主な国(アメリカ、フランス、スウェーデン、イギリス、イタリア、ドイツ)の合計特殊出生率の推移をみると、1960年代までは、全ての国で2.0以上の水準であった。その後、1970(昭和45)年から1980(昭和55)年頃にかけて、全体として低下傾向となったが、その背景には、子供の養育コストの増大、結婚・出産に対する価値観の変化、避妊の普及等があったと指摘されている。1990(平成2)年頃からは、出生率が回復する国もみられるようになってきている。
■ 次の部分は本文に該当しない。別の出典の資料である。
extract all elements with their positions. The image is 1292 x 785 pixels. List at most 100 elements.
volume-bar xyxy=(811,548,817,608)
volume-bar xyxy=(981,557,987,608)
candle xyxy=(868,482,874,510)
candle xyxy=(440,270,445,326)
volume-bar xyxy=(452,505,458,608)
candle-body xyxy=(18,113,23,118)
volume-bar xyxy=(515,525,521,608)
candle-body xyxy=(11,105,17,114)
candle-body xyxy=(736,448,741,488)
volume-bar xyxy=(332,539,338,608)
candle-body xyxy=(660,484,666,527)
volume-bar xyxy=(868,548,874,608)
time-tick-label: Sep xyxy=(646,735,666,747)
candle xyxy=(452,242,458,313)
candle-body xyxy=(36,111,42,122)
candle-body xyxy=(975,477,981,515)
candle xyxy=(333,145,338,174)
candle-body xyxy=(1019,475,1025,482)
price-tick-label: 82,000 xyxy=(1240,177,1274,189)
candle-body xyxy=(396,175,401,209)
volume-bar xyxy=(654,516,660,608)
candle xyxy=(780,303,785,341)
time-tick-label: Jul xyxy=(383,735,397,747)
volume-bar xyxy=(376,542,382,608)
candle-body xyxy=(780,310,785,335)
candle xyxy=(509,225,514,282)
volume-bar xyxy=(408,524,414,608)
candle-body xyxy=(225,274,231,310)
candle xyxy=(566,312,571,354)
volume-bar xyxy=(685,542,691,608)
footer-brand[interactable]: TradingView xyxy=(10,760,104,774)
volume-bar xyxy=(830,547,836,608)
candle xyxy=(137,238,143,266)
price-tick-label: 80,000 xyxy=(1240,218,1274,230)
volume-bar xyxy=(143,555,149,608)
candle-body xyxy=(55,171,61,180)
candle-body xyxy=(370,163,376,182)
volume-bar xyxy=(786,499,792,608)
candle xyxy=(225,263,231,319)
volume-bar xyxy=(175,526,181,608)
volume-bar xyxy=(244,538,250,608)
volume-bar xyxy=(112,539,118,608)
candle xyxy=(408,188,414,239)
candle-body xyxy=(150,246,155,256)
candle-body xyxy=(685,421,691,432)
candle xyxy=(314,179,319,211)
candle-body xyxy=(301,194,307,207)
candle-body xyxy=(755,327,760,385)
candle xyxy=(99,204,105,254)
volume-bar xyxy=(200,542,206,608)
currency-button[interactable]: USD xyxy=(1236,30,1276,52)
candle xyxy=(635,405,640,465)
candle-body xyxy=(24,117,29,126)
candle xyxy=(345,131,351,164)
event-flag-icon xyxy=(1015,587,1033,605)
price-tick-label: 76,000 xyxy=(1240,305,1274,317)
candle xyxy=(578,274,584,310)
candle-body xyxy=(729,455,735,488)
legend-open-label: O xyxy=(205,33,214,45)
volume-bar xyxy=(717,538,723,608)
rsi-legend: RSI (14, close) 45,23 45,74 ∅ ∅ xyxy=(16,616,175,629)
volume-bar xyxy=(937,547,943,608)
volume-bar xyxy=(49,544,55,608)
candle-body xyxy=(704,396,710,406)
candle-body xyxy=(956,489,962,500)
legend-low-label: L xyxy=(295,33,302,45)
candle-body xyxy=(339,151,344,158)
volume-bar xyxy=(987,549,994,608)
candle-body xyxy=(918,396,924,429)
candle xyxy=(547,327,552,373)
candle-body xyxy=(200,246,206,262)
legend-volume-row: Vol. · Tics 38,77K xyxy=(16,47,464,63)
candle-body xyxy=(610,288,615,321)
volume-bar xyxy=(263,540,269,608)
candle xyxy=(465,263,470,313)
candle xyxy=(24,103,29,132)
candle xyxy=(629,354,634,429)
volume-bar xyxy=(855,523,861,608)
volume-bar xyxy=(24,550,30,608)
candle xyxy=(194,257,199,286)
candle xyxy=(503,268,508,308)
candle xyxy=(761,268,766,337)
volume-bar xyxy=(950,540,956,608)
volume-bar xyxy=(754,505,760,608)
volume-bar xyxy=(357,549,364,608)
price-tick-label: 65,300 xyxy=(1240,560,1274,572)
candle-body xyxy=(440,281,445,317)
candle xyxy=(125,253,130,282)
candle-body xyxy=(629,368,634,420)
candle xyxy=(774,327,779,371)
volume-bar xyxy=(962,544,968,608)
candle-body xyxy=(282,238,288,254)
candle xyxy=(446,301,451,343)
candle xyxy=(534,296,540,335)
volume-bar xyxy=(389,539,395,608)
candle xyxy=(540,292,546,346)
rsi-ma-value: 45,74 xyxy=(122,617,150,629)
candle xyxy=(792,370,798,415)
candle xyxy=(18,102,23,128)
特に、フランスやスウェーデンでは、出生率が1.5~1.6台まで低下した後、回復傾向となり、直近ではフランスが1.98(2014(平成26)年)、スウェーデンが1.88(2014年)となっている。これらの国の家族政策の特徴をみると、フランスでは、かつては家族手当等の経済的支援が中心であったが、1990年代以降、保育の充実へシフトし、その後さらに出産・子育てと就労に関して幅広い選択ができるような環境整備、すなわち「両立支援」を強める方向で政策が進められた。スウェーデンでは、比較的早い時期から、経済的支援と併せ、保育や育児休業制度といった「両立支援」の施策が進められてきた。また、ドイツでは、依然として経済的支援が中心となっているが、近年、「両立支援」へと転換を図り、育児休業制度や保育の充実等を相次いで打ち出している。

主な国・地域の合計特殊出生率の動き(アジア)

主な国の合計特殊出生率の動き(アジア)のグラフ

アジアの国や地域について、経済成長が著しく、時系列データの利用が可能なタイ、シンガポール、韓国、香港及び台湾の出生率の推移をみると、1970年の時点では、いずれの国も我が国の水準を上回っていたが、その後、出生率は低下傾向となり、現在では人口置換水準を下回る水準になっている。出生率は、タイが1.4(2013(平成25)年)、シンガポールが1.25(2014年)、韓国が1.21(2014年)、香港が1.24(2014年)、台湾が1.17(2014年)と我が国の1.42(2014年)を下回る水準となっている。